Commissioner Inquirer

Head downtown to Matheson Court House in Salt Lake City and, once you participate in the shakedown at security, you will have access to two types of Judicial Officers:  Judges and Commissioners.  Many are familiar with the role of Judges, some of whom only hear Juvenile cases.  However, a common question we are asked by clients is the difference between a Judge and Commissioner.  The title Commissioner is perhaps less familiar because not every court has one or more.  In Utah, there are a few district courts that handle such a large caseload that the Judicial Council has the authority to appoint Commissioners to assist a Judge in handling the cases.  If you have had any experience with family law or domestic protective orders in Matheson Court house or a few others, you have most likely appeared in front of a Commissioner more often than a Judge.

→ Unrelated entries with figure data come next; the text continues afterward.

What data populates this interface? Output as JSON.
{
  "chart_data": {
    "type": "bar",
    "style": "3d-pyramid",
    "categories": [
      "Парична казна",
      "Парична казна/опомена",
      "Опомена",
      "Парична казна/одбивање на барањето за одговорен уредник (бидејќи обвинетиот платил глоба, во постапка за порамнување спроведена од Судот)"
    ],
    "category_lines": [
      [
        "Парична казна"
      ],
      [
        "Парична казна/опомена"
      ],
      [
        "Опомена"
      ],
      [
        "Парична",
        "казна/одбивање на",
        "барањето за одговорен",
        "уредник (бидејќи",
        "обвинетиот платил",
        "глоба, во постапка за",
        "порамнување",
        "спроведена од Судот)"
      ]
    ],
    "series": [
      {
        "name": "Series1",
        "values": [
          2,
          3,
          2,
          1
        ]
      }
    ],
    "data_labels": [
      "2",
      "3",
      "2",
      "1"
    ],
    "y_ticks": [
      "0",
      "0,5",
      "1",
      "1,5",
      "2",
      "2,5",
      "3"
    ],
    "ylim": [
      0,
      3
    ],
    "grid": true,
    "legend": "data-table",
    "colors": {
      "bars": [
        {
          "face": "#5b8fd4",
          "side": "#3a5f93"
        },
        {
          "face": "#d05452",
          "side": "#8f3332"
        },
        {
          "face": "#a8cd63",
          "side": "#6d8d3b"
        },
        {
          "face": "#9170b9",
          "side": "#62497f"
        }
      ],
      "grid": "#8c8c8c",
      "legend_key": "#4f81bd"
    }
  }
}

When a divorce, child custody, paternity action or a request for a protective order are filed in some of the Second, Third or Fourth District Courts, the case will be assigned to a specific Judge and specific Commissioner.  In almost any action being taken in these types of family and protective order cases, you will see the Commissioner first, many times more than once.  Commissioners are considered to be a “quasi-judicial” officer of the court.  They must be a lawyer, a resident of the State of Utah and take an oath of office.  They are appointed by the Judicial Council and must receive a majority concurrence of Judges in the same district.


Hearings in front of a commissioner, such as temporary orders, pre-trials, petitions to modify, restraining orders, orders to show cause and protective orders, have different procedures for presenting evidence.  Rather than calling witnesses to the stand to testify and complying with the Utah Rules of Evidence, attorneys and parties can proffer the evidence.  This means that the Commissioner makes a decision by hearing someone represent to the Court what the witnesses and exhibits would show in a formal evidentiary hearing.  The Commissioner then makes a recommendation that will be presented to the assigned Judge.  Final orders must be signed by both the Commissioner and the Judge.  Almost always, the Judge will sign the order that the Commissioner has recommended.  In this aspect, there is very little difference between them.  Commissioner hears the proffered evidence and is the one to make the decision.  The Judge signs off on the Commissioner’s decision making it an actual and enforceable Order of the Court.


Utah Code allows a short amount of time wherein parties can appeal the Commissioners recommendation to be heard in front of the Judge and any evidence admitted will have to comply with the Utah Rules of Evidence.  


Some cases will end in the Commissioner’s court, others will move on to the Judge.  Either way, understanding the difference between the two Judicial Officers, the types of hearings both handle and the rules for those hearings is important.